1930 was the year both of official church recognition of the apparition events as "worthy of belief" and the granting of a papal indulgence to pilgrims visiting Fátima. Today pilgrimage to the site goes on all year round and additional chapels, hospitals and other facilities have been constructed. The principal pilgrimage festivals take place on the thirteenth day of each month, from May to October, on the anniversaries of the original appearances. The largest crowds gather on 13 May and 13 October, when up to a million pilgrims have attended to pray and witness processions of the statue of Our Lady of Fátima, both during the day and by the light of tens of thousands of candles at night."

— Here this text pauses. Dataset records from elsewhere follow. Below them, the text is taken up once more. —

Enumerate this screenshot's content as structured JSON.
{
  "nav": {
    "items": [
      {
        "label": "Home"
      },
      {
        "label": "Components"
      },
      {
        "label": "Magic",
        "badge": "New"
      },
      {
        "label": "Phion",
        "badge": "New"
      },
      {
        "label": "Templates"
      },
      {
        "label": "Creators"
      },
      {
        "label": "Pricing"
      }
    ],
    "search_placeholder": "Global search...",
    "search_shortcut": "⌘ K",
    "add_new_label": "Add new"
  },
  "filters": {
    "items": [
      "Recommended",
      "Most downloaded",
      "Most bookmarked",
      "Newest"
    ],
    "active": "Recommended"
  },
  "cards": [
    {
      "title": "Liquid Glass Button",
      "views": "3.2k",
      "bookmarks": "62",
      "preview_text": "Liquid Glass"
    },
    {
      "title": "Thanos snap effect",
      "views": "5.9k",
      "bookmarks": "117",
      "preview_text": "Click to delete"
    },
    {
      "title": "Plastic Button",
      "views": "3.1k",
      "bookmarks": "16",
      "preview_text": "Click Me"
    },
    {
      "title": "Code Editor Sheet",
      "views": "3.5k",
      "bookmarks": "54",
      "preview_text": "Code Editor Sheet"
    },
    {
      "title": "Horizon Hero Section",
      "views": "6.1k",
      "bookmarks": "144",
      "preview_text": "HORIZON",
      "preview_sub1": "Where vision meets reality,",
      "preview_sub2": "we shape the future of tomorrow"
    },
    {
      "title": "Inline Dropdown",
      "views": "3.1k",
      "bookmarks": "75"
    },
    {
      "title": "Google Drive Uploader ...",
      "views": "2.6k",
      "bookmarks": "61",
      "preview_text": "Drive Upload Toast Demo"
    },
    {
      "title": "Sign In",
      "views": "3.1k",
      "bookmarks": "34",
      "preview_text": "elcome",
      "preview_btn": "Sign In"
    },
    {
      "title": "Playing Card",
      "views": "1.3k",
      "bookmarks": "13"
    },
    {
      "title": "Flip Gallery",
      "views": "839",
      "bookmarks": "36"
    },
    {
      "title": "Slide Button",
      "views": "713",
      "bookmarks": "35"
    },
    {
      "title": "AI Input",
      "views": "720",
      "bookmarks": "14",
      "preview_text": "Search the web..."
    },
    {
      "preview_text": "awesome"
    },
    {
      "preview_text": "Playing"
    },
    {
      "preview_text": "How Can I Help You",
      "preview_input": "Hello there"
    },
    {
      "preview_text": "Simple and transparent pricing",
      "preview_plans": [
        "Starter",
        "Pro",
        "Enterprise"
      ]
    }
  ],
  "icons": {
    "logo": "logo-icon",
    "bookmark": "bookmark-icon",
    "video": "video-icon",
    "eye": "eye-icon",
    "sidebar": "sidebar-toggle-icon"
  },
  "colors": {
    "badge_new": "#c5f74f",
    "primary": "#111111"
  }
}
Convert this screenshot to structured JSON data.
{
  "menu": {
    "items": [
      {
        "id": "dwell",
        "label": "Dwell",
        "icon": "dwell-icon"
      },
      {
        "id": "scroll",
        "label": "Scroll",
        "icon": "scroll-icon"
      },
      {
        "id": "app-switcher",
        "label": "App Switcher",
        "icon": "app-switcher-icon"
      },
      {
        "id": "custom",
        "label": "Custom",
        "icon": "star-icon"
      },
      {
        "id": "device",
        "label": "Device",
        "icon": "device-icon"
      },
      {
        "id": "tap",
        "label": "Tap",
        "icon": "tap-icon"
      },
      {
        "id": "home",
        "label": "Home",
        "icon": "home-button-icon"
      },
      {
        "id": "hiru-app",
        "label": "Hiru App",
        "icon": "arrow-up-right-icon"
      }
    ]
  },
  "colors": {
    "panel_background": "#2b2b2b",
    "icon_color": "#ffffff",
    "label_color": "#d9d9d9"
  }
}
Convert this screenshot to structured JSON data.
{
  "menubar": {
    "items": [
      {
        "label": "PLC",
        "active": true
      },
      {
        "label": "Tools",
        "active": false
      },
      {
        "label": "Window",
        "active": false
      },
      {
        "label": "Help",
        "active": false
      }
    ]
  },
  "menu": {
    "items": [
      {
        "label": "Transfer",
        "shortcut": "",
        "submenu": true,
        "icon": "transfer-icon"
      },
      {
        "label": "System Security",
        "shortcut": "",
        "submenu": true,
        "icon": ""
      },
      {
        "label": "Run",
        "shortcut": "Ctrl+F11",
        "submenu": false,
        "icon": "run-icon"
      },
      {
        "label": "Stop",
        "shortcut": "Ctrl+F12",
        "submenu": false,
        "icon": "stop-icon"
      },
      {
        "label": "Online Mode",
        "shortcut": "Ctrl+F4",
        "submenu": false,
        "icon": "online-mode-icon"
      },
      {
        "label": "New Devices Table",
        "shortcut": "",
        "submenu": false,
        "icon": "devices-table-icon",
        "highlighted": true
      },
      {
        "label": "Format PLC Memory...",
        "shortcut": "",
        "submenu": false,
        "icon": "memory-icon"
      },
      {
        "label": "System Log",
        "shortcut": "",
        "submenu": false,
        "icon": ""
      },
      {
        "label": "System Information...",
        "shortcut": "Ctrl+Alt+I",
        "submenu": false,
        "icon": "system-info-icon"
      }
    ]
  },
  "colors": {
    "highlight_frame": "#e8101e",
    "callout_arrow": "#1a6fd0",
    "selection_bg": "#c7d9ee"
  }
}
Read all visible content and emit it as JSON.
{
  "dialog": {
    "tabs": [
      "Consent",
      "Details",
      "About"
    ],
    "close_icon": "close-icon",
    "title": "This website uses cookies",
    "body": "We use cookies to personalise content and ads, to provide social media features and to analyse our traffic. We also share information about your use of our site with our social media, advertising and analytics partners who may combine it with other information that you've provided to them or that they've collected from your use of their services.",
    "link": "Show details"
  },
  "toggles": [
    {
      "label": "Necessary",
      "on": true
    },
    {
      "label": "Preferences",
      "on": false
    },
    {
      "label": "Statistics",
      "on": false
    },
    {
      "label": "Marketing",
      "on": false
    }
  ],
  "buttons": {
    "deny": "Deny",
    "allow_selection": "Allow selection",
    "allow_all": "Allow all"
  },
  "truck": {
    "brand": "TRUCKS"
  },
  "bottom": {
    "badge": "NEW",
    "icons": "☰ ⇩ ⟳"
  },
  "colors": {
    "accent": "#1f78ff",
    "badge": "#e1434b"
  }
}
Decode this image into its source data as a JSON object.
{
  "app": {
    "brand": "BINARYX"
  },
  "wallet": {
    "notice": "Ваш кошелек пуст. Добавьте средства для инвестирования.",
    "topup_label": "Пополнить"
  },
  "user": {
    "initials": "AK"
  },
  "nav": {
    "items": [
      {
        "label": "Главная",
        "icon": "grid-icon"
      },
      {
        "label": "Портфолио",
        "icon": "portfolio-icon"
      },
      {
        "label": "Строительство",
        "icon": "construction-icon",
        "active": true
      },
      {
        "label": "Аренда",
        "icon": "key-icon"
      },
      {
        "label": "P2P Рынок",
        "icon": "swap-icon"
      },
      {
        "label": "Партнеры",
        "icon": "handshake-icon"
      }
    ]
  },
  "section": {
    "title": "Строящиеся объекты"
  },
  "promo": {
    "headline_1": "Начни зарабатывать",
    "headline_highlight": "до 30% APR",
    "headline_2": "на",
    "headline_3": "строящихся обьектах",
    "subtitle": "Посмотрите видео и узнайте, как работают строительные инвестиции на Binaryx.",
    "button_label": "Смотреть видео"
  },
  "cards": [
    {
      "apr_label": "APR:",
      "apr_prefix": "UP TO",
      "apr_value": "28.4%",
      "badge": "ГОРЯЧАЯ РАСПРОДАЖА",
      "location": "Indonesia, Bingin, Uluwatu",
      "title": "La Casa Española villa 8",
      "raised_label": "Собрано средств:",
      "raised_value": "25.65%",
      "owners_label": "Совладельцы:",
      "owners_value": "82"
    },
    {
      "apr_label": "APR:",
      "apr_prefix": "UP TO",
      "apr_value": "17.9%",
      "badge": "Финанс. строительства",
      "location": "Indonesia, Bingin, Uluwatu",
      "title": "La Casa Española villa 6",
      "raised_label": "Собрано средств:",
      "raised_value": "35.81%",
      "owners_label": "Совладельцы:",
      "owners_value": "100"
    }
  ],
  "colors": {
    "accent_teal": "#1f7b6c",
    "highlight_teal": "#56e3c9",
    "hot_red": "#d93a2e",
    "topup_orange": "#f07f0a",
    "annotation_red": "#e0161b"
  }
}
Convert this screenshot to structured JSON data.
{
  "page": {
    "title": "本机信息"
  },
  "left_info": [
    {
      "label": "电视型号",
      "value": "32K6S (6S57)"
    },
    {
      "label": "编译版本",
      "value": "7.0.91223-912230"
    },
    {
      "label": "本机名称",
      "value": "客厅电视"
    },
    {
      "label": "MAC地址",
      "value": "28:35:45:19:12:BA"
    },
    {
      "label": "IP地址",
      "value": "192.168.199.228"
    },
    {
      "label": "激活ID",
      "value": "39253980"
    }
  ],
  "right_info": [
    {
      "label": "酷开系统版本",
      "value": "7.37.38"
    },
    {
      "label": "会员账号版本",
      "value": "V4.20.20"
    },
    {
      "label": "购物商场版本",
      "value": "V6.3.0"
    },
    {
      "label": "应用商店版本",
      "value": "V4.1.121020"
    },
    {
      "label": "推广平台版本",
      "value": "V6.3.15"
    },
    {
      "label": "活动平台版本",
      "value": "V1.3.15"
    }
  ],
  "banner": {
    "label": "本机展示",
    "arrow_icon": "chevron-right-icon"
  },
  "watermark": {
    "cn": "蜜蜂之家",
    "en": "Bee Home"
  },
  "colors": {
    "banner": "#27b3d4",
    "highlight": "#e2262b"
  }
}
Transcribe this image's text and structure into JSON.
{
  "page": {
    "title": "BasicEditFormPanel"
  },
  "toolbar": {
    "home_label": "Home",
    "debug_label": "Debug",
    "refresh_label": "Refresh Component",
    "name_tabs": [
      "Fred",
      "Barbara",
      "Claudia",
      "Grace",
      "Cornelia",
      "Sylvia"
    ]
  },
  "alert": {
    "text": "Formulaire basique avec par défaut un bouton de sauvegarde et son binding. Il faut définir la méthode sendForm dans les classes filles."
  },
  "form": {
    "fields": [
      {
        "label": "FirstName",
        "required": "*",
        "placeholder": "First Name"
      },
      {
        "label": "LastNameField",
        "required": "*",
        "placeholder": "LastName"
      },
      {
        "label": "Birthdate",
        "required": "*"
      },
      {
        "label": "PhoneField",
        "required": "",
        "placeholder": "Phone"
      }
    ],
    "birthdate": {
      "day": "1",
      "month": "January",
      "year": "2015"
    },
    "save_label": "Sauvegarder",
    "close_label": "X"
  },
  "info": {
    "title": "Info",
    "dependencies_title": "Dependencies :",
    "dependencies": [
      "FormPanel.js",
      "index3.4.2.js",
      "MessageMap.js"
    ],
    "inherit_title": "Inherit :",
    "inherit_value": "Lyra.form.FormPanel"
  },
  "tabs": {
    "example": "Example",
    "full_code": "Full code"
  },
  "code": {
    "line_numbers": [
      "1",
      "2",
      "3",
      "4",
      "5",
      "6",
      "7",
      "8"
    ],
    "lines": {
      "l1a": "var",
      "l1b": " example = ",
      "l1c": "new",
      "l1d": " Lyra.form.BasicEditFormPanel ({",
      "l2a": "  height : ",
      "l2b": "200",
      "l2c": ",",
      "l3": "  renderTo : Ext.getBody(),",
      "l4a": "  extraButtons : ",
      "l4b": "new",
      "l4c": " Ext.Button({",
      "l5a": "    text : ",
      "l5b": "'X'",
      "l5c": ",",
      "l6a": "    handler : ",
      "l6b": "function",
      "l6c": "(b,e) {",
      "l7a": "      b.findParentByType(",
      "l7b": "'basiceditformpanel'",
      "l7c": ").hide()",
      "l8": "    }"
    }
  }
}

I did my first pilgrimage to Fátima this weekend. The pilgrimage was made on foot, under the hot sun and partly during the night. The distance from my home is only 42 miles (most people make over 160) but it was nonetheless a sacrifice, a test to my phisical and emotional stamina. When I arrived, my muscles were sore, I had two blisters on one of my feet, but I was happy because I had made it. During mass, I prayed for my family, my friends, and also for all the people, mostly volunteers, who helped me get there, offering me water, food, or simply a kind word of encouragement. And I decided that I will go again next year.